The first run generates `benches/data/bench_large.dta` (~100K rows) and caches it for subsequent runs.

## Profiling

The repository includes a profiling workflow built on [samply](https://github.com/mstange/samply). One-time setup:

```sh
# Install samply (Linux / macOS / Windows)
cargo install --locked samply

# On Linux, samply needs perf_event_open access:
echo 1 | sudo tee /proc/sys/kernel/perf_event_paranoid
```

Then run the profiling script:

```sh
# Default: 1M records, top 10 functions
./profile.sh

# Customize record count and report depth
./profile.sh --records 500000 --top 20
```

On Windows, use `.\profile.ps1` with the same options (`-Records`, `-Top`). samply uses ETW on Windows, so the script must run from an elevated PowerShell window.

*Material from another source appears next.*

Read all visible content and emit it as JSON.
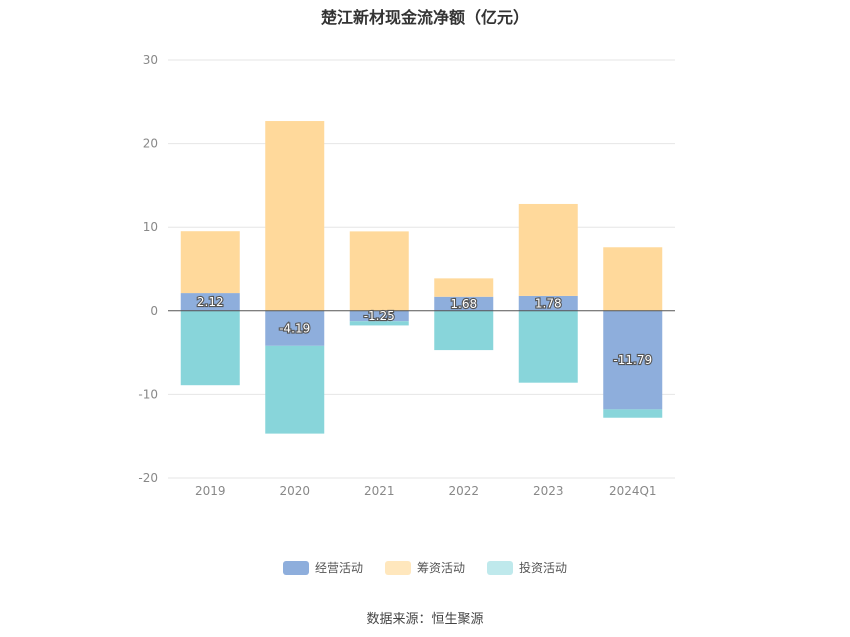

The script builds optimized binaries with debug symbols, records separate samply profiles for the sync write, sync read, async write, and async read phases, and prints a table of the hottest functions from this crate by inclusive and self time.

## About

This is a passion project that I maintain on my own time. I care deeply about its quality and want it to be genuinely useful, but I also want to keep it fun and sustainable. To that end:

- **Bug reports** are always welcome. Please file issues for anything that isn't working correctly.
- **Feature requests** are best expressed as pull requests. I'm much more likely to engage with a well-crafted PR than a request for new work.
- **Timelines** are my own. I'll get to things when I can, and I may close issues or PRs that don't align with the project's direction – nothing personal.

If you find this library valuable, the best way to support it is to contribute or share it with others.